Rotation anniversaire de l'Astrolabe

On se doutait que ce serait dense, riche : nous n’avons pas été déçus. En 48h, un peu à l’image de l’Aurora Australis qui nous a amené ici le 6 décembre, l'Astrolabe est arrivé dimanche 19, a chargé et déchargé passagers et fret, puis est reparti, ce mardi 21. Les dates coïncident bien avec les 180 ans de la découverte de la Terre Adélie par Jules Dumont d’Urville en 1840, qui a aperçu la terre tout près d’ici le 20 janvier sur son Astrolabe de l'époque, avant d’accoster le 21 sur le rocher du Débarquement, un îlot de notre archipel, situé à 7km de DDU, où je compte bien me rendre dans les prochains mois, quand la banquise aura repris ses droits. J’avais malheureusement loupé l’opportunité lors de mon hivernage de 2009, et je ne compte pas reproduire cette erreur cette année. Un cocktail et dîner avait été organisé pour l’anniversaire ce lundi soir dans le séjour de DDU, où une douzaine de marins de l’Astrolabe ont également été invités, dont le second, futur commandant lors de l’été prochain.

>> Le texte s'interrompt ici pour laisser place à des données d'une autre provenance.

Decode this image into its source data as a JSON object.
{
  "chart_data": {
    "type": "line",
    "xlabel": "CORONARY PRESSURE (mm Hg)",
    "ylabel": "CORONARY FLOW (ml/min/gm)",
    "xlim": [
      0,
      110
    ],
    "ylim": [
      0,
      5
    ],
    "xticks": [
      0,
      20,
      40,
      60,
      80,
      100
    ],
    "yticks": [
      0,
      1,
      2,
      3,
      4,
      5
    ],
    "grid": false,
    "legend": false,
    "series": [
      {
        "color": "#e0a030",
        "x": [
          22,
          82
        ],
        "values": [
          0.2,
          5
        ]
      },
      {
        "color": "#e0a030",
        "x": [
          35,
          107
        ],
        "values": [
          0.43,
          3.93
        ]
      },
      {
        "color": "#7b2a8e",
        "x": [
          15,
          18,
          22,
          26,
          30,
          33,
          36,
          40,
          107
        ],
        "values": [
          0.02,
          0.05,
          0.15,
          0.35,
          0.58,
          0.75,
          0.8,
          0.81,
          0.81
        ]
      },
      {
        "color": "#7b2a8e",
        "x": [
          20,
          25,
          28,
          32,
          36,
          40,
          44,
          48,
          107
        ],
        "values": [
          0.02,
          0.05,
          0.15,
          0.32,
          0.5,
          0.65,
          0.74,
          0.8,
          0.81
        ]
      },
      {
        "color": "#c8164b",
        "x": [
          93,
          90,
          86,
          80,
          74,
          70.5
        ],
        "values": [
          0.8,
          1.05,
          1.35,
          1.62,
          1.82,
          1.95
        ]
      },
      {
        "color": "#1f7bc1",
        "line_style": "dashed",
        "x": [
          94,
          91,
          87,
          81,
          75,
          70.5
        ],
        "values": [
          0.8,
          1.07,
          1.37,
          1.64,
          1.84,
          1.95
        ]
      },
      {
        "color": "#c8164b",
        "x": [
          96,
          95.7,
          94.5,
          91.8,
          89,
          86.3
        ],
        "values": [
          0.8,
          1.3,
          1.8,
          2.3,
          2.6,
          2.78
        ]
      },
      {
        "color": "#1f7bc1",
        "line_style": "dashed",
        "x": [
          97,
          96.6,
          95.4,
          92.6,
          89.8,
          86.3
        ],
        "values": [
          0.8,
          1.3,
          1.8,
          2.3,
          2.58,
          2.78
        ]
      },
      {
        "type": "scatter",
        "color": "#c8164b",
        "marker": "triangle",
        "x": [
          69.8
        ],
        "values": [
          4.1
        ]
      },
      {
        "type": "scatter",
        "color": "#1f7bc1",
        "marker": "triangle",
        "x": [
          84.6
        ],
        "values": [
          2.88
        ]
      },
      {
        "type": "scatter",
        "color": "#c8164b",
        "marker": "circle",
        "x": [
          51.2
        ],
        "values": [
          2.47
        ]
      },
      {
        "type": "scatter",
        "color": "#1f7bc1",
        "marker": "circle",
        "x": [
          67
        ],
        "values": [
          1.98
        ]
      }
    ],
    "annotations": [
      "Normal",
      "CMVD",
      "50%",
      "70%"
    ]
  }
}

Peitt événement, toujours, que l’arrivée du bateau à DDU. Peut être un peu plus encore cette année, puisque c’est seulement la première fois qu’il vient à DDU depuis le début de la campagne d’été, un 19 janvier, en raison de l’avarie à l’arbre de transmission du mois de novembre. Dimanche 19 au matin, l’Astrolabe est visible vers 8h au milieu des glaces proches de la base. Une heure après, environ, il est à l’entrée du chenal du Lion, où il va rester quelques heures. Le temps est parfait pour manoeuvrer et rentrer dans le chenal avec un vent quasi nul, un soleil bien présent. La manoeuvre est exécutée en début d’après-midi, spectacle auquel une majorité des adéliens assiste, un dimanche de repos, avec un temps idéal. Je le regarde rentrer dans le chenal depuis le toit de la centrale, puis je descends voir la fin de la manoeuvre sur les rochers à côté de l’abri côtier, en bas, tout près.
Il a fière allure, cet Astrolabe, davantage que son prédécesseur, que j’avais connu en 2009. Ca fait drôle de le voir enfin ici. Encore plus pour Luc, Charlène, Valentin, Loïc, et dans une moindre mesure Aurore, qui ont dormi plusieurs semaines sur l’Astrolabe, à quai, à Hobart, en novembre, quand ils étaient programmés sur la première rotation R0, qui a été annulée. Nous les avons retrouvés plus de deux semaines plus tard fin novembre, pour embarquer sur l’Aurora Australis. Ils ont eu le temps de nouer des contacts avec l’équipage, qui avait vraiment envie de voir DDU, avant un changement d’équipage pour les deux rotations suivantes R3 et R4.
Pas mal de monde donc, ce beau dimanche après-midi de janvier, pour assister à la manoeuvre du bateau, qui a cassé un peu de banquise pour pouvoir se caler confortablement sur son quai de la piste du Lion. Ca a bien occupé mon temps libre pendant ma journée de service base. Dans la foulée, de nouvelles têtes sont apparues sur la base, d’autant plus qu’un autre avion est arrivé également dimanche en fin de journée de Concordia, redescendant des hivernants de 2019 des hauts plateaux, là haut, pour les transférer sur l’Astrolabe.  Dans le même temps, 4 des 6 derniers hivernants de la TA69 se préparaient à partir après un long séjour de plus d’un an à DDU, ainsi que quelques campagnards d’été, dont le fameux Paul, maintes fois récemment cité, ainsi que 3 ornithos Karine, Christophe et Michael, de très bonne compagnie, et qui nous manquent forcément un peu, dès ce mardi soir.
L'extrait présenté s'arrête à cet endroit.